TNO rapport 19859/11336/LAS/mcb
22
Op basis van het literatuuronderzoek (zie hoofdstuk 2) en uit overleg met de gemeente Rheden werd verwacht dat de deelneemsters veel moeite zouden hebben met het richting geven aan hun toekomst, dat zij zich moeilijk konden richten op het oriënteren op, en zoeken van, werk. Om de moeders aanvullende ondersteuning te bieden bij het richting geven aan hun toekomst hebben we aan het JOBS programma een aantal elementen toegevoegd het Lifeskills programma. Lifeskills één van de SKILLS trainingen die is gericht op het maken van een toekomstbeeld, met werk als mogelijke invulling. Door een aantal onderwerpen toe te voegen uit de Lifeskills training kon beter worden aangesloten op de situatie waarin de deelnemers zich bevonden. Een nadere invulling voor het trainingsprogramma in onderhavig project vindt u paragraaf 4.2.3.

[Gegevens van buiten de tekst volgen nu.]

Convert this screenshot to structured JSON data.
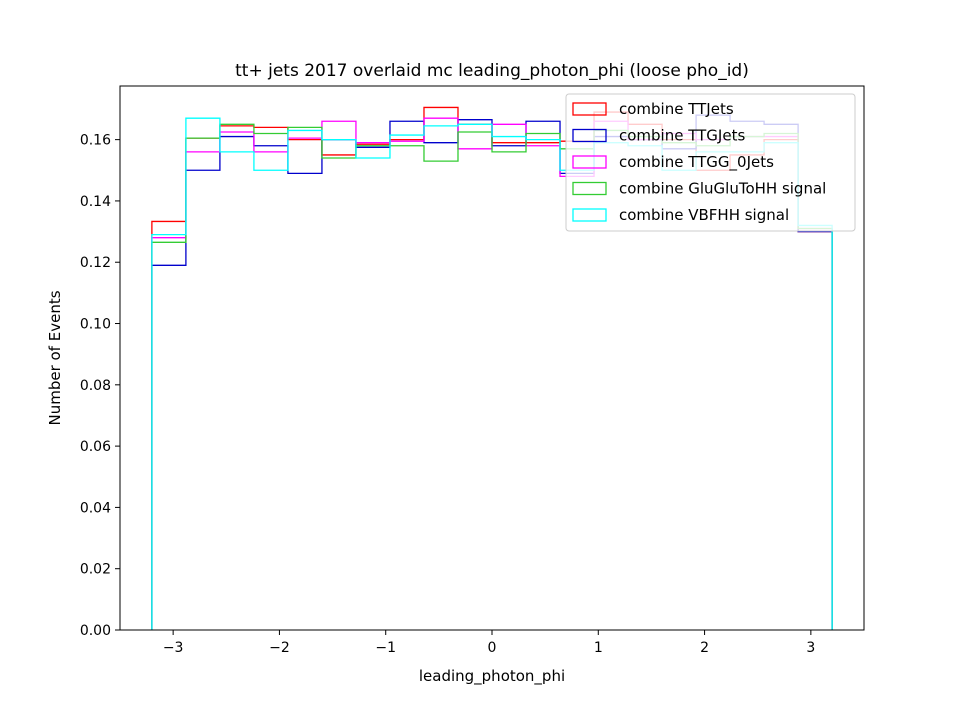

TNO rapport 19859/11336/LAS/mcb
4
Effectiviteit van JOBS voor moeders met jonge kinderen: een experimentele studie
4.1
Inleiding
23
In het kader van het huidige project hebben in totaal 40 moeders met jonge kinderen een training gevolgd waarbij aspecten van JOBS en LifeSkills zijn gecombineerd. Met een experimentele studie heeft TNO vervolgens onderzocht wat de effectiviteit van deze training was in termen van activering en re-integratie (de uitstroom naar regulier werk). De centrale onderzoeksvraag in de huidige experimentele studie luidde:“Hoe effectief is de JOBS training voor werkloze vrouwen met kinderen tot 5 jaar in het bevorderen van uitstroom naar regulier werk, activering en de mentale gesteldheid”. Het is te verwachten dat het bij deze doelgroep enige tijd zal duren voordat er effecten zichtbaar zijn op ‘harde’ succescriteria (uitstroom naar regulier werk). Bij sommige moeders zullen dusdanig veel obstakels aanwezig zijn dat arbeidsparticipatie (op korte termijn) niet haalbaar is. Daarom is het zinvol om daarnaast ook ‘zachte’ succescriteria te formuleren waarop in de tussentijd geëvalueerd kan worden. Hierdoor kan inzichtelijk worden gemaakt welke ontwikkelingen en veranderingen optreden bij de moeders als gevolg van deelname de training, ook al vertaalt dat zich (nog) niet in uitstroom. We hebben daarom informatie verzameld over zowel de ‘harde’ effectmaten als op de ‘zachte’ effectmaten, waar we vanuit onderzoek en de praktijk weten dat die van invloed zijn op de activering van de moeders of voorspellend zijn voor de daadwerkelijke uitstroom naar werk. In deze studie is voor de volgende ‘zachte’ uitkomstmaten gekozen: • Werkzoekactiviteiten. De activiteiten die moeders hebben uitgevoerd om werk te vinden en in de variabelen die dit beïnvloeden (de intentie om werk te zoeken, de attitude die men heeft ten aanzien van werk en het zoeken van werk, het zelfvertrouwen dat men heeft m.b.t. het zoeken van werk, de obstakels die men ervaart en het omgaan met tegenslag). • Het mentale welzijn van de moeders. In deze studie is gekeken naar depressiviteit, ouderlijke stress en de competentiebeleving over de opvoeding. In de volgende paragraaf staan de verschillende effectmaten nader beschreven.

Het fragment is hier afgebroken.